Housing Secretary Robert Jenrick MP has announced that measures to help the construction industry boost building and return to work safely will be introduced this week.
Planning permission deadlines will be extended, planning appeals will be sped up and builders will be allowed more flexible working hours following agreement with their local council.
Planning permission usually expires after three years if work has not started onsite. Sites with consent that have an expiry date between the start of lockdown and the end of this year will now see their consent extended to 1st April 2021. This will prevent work that has been temporarily disrupted by the pandemic from stopping altogether.
The Government estimates that by the end of this month alone, more than 400 residential permissions providing more than 24,000 new homes would have expired. The new measures will help these developments and more resume as the economy recovers.
The new measures will also permanently grant the Planning Inspectorate (PINS) the ability to use more than one procedure — written representations, hearings and inquiries — at the same time when dealing with a planning appeal, enabling appeals to happen much faster.
Last year a pilot programme tested this approach and implemented recommendations of the Rosewell Review, which more than halved the time taken for appeal inquiries, from 47 weeks to 23 weeks.
This will also help builders to quickly agree more flexible construction site working hours with their local council for a temporary period.
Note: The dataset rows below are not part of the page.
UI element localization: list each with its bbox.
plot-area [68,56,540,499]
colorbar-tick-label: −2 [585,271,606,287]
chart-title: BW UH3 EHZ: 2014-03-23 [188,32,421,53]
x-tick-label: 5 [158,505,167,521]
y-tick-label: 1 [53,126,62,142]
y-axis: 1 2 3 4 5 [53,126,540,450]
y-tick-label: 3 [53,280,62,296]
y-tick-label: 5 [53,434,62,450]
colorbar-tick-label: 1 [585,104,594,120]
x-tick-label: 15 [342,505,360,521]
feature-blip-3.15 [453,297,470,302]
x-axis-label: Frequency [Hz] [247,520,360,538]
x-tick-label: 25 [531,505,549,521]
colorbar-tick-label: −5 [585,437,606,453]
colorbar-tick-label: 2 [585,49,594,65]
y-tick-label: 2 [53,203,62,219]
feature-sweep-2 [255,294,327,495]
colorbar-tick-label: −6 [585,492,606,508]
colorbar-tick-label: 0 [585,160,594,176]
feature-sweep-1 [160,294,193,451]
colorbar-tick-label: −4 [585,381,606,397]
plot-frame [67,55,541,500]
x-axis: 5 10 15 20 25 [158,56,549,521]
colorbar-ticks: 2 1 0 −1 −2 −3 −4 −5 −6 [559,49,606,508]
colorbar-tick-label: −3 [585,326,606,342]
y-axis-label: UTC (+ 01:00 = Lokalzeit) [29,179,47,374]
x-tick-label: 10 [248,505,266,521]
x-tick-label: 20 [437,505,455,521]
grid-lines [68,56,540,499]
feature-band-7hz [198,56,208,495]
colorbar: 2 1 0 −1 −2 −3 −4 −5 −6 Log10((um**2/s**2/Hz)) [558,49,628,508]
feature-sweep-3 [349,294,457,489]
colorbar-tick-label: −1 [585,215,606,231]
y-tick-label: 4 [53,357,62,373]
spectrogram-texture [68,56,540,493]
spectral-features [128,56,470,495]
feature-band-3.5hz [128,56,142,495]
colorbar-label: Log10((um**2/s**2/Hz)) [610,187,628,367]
This will make it easier to follow public health guidance onsite and by staggering builders’ arrival times, public transport will be less busy and the risk of infection will be reduced.
Housing Secretary Rt Hon Robert Jenrick MP said: “Building the homes the country needs is central to the mission of this government and is an important part of our plans to recover from the impact of the Coronavirus.
“New laws will enable us to speed up the pace of planning appeals and save hundreds of construction sites from being cancelled before they have a chance to get spades in the ground, helping to protect hundreds of thousands of jobs and create many others.
“Taken together, these measures will help to keep workers safe and our economy moving as we work together to bounce back from the pandemic.”
The announcement builds on measures to support the economy and protect the capacity of the construction sector, including:
- Introducing more than £330bn of loans and guarantees to help firms continue operating
- Deferring self-assessment payments until 2021 — crucial for a sector in which many are self-employed
- Providing households across the country with reassurance such as three-month mortgage holidays, including for landlords, alongside a ban on tenant evictions which has been extended to five months
- Safely reopening the housing market, helping estate agents, conveyancers, removals firms and the wider construction and property industry to return to work while following social distancing guidelines
- Launching a Charter with the Home Builders Federation, helping construction sites reopen in line with health and safety guidance
The Government continues to listen to all parts of industry to see what further support may be required.
LGA response
Responding to measures announced by government to get the construction industry building again, Cllr David Renard, Local Government Association Housing Spokesman, said: “Councils will do everything they can to get developments moving again as safely and quickly as possible, and we are pleased the Government has acted on our call for an extension of the time given to commence planning permissions that would otherwise lapse.
“This enables construction activity to start again quickly, when it is safe to do so, without the need to potentially have to start the planning process again.
“Flexibility on construction site working hours needs to be negotiated on a site by site basis with councils so that they can consider the impact on local residents, many of whom will be at home all day, including for work purposes, due to current coronavirus measures.
“A genuine renaissance in council house-building which delivers 100,000 social homes a year should be a central part of the national recovery.
“This is why councils should be given the powers and tools to build more of the affordable homes the country desperately needs, with the right infrastructure, that reduces homelessness, gets people off the streets for good, supports people’s wellbeing and is climate-friendly.
“This should include ensuring the sector has the skills it needs to deliver housing.”